Exploring Cooperative Car-Sharing Initiatives in Rural Friesland: Addressing Mobility Challenges and Enhancing Social Justice Outcomes
Summary
This thesis investigates the potential of cooperative car-sharing initiatives, developed by local energy cooperatives, to address rural mobility challenges, and promote socially justice. The study examines how such initiatives operate at the nexus of housing-energy-mobility, with a particular focus on the case study of Buurtbestuurders in the province of Friesland. Against conditions of increasing car dependency and declining public transport, local energy cooperatives have begun offering shared electric vehicles as part of a broader grassroots sustainability effort. The study examines whether such initiatives can serve as inclusive and effective mobility solutions in structurally disadvantaged rural contexts.
In order to achieve this the study uses a qualitative single case study methodology informed by the theoretical frameworks of justice theory, Self-Determination Theory, Multi-level-Perspective, grassroots innovations and Social-Practice Theory. Data were collected through 22 semi-structured interviews with stakeholders including, energy cooperatives, users, Buurtbestuurders network members, and experts. This was supplemented by user survey data. The study examines adoption trends, user experience, motivations, and governance in six pilot locations.
Findings reveal that although Buurtbestuurders embodies features of grassroots innovation, its transformative capacity is constrained by governance fragmentation, uneven local embedding, and limited inclusivity. Adoption varied widely among villages, influenced by local coordination, situational relevance, and the presence of community leadership. In contexts where these conditions aligned, the initiative contributed to modest behavioural change and increased visibility of sustainability efforts. However, in most locations the shared vehicles functioned primarily as supplementary resources, rather than replacing private car ownership. Governance gaps undermined the initiative’s transformative potential.
From a just nexus perspective, which emphasizes socially equitable integration across energy, mobility, and housing systems, the initiative’s impact remains minimal. Although energy profits supported mobility, social integration was lacking, and access required digital and financial capital. Therefore, rather than addressing exclusion, the project risks reproducing it. The analysis reveals a lack of participatory problem exploration and a misalignment between institutional support and grassroots ambitions.

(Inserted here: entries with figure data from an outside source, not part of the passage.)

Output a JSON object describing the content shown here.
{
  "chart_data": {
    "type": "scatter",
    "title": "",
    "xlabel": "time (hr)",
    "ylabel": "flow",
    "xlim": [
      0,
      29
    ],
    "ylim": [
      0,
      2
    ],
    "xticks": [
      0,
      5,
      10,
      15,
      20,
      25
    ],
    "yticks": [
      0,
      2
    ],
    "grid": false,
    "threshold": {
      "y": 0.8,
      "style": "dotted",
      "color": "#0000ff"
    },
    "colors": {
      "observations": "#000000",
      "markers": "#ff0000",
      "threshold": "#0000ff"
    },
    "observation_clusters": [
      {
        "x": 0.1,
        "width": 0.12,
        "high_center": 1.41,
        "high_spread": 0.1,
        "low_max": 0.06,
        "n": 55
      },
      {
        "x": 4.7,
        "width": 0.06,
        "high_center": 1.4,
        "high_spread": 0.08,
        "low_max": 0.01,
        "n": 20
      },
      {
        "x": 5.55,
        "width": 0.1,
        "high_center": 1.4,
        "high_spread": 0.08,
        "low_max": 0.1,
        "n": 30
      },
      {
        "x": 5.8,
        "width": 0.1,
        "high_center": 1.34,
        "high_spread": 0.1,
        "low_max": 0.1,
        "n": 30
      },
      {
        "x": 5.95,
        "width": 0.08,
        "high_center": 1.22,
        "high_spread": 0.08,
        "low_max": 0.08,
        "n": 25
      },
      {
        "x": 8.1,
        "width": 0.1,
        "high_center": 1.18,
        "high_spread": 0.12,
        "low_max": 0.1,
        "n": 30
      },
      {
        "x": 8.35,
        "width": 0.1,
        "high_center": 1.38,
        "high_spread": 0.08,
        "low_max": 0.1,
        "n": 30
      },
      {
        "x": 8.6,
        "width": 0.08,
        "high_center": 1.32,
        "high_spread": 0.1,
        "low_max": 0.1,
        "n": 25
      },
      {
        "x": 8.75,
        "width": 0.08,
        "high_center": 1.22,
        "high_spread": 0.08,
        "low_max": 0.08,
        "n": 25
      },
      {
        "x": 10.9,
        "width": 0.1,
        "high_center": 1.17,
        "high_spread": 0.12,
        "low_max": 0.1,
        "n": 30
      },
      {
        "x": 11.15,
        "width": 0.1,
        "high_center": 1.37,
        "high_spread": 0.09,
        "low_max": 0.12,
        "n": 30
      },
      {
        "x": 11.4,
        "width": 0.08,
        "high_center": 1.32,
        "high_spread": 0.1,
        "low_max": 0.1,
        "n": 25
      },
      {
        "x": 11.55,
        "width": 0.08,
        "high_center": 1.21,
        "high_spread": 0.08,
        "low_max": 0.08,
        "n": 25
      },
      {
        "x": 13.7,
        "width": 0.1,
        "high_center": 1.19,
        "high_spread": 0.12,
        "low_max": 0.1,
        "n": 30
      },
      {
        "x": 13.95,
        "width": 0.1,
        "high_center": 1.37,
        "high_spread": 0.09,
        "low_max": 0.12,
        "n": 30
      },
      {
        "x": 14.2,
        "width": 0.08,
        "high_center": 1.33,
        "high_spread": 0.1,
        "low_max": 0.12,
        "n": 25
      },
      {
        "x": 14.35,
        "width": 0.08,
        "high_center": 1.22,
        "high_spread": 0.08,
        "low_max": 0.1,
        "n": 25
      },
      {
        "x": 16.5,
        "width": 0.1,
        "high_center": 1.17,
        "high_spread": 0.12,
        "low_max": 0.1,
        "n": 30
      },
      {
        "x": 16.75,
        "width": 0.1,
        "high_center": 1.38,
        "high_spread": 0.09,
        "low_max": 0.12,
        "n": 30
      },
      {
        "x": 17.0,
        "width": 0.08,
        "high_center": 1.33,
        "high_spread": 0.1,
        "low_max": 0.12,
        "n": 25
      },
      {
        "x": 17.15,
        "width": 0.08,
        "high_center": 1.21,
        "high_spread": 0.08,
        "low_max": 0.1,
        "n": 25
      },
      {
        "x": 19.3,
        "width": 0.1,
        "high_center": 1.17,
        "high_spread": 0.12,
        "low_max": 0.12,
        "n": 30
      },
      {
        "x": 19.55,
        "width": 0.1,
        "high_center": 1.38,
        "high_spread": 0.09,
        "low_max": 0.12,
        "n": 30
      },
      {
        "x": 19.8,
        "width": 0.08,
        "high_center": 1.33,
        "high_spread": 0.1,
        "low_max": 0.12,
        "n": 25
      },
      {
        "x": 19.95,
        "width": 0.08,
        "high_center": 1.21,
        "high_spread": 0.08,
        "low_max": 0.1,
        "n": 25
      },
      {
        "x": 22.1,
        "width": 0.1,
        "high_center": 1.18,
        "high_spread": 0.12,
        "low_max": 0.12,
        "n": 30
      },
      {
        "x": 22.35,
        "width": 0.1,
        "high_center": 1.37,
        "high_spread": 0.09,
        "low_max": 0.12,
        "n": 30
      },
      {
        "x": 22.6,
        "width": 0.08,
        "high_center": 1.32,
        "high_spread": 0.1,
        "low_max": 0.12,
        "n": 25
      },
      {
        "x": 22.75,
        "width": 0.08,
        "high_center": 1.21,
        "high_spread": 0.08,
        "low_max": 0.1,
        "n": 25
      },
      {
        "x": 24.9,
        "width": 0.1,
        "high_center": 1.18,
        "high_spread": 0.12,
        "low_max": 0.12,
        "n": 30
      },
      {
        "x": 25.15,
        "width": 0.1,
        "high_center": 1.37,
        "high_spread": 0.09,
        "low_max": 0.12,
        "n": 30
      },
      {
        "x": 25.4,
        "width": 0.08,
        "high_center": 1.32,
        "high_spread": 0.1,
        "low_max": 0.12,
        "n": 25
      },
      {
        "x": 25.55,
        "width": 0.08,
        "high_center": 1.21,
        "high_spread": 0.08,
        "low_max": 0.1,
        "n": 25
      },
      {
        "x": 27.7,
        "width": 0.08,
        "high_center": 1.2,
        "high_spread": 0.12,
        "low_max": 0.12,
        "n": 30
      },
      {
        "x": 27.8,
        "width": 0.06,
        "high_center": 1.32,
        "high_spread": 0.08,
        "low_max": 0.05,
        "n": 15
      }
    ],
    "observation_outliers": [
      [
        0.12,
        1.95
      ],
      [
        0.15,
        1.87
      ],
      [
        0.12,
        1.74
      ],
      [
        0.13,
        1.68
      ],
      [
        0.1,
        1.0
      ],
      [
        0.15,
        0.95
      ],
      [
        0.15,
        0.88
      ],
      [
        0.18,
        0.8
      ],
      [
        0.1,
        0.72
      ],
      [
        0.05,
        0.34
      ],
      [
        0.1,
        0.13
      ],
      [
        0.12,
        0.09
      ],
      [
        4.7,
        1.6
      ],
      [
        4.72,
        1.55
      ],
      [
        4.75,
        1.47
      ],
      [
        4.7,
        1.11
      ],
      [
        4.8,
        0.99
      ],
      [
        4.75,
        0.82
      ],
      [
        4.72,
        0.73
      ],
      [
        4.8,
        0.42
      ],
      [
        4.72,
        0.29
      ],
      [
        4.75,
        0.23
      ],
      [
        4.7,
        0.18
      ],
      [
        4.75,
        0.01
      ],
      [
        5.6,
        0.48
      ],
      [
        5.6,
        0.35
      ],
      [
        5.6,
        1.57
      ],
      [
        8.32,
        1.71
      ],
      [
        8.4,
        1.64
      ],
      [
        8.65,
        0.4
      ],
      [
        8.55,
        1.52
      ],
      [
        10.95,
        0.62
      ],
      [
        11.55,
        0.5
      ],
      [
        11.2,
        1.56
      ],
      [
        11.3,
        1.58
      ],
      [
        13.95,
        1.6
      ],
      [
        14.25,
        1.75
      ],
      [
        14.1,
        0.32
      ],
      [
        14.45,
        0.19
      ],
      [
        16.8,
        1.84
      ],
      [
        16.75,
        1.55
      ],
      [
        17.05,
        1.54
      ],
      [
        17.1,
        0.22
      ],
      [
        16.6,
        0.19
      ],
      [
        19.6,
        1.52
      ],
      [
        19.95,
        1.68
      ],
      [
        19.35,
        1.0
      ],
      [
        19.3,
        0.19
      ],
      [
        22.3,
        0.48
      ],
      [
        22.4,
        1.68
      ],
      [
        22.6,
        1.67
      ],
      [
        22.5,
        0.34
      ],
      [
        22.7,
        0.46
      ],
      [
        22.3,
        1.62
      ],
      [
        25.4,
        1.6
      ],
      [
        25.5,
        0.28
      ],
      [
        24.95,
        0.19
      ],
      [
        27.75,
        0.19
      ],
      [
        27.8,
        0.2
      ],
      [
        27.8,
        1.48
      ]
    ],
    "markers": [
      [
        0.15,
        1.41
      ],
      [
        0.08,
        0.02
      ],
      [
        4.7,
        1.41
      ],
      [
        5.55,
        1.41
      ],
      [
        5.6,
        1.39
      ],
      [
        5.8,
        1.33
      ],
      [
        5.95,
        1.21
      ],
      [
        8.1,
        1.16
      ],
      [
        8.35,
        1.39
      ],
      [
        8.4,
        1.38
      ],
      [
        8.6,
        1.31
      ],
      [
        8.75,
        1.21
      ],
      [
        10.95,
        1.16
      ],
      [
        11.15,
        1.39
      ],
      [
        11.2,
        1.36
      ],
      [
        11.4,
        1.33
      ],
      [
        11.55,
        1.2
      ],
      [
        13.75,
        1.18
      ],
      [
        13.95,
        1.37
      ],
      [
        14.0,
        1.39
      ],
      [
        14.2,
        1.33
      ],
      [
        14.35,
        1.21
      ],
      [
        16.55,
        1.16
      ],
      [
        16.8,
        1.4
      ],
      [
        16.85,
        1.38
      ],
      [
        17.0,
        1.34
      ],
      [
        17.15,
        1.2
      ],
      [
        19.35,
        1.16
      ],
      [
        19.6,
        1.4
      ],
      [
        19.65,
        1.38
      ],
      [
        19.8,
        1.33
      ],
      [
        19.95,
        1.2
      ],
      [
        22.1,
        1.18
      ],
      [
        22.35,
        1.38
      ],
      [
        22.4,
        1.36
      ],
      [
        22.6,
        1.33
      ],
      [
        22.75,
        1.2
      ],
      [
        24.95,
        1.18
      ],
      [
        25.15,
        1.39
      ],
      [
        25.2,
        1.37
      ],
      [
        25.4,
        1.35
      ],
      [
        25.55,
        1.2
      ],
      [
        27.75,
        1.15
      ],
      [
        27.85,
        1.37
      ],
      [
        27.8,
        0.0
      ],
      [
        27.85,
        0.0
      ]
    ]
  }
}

The study concludes that cooperative car-sharing has potential as a sustainability intervention, but its systemic effects require more robust governance frameworks, inclusive design and a deeper integration into local society. To realise its full potential, the initiative must move beyond experimental framing and address its institutional, technical, and social limitations. Policy recommendations include professionalising coordination, financial clarity, and integrating shared mobility into a just nexus approach. This way the cooperative car-sharing initiative in Friesland will be able to address mobility challenges and enhance social justice.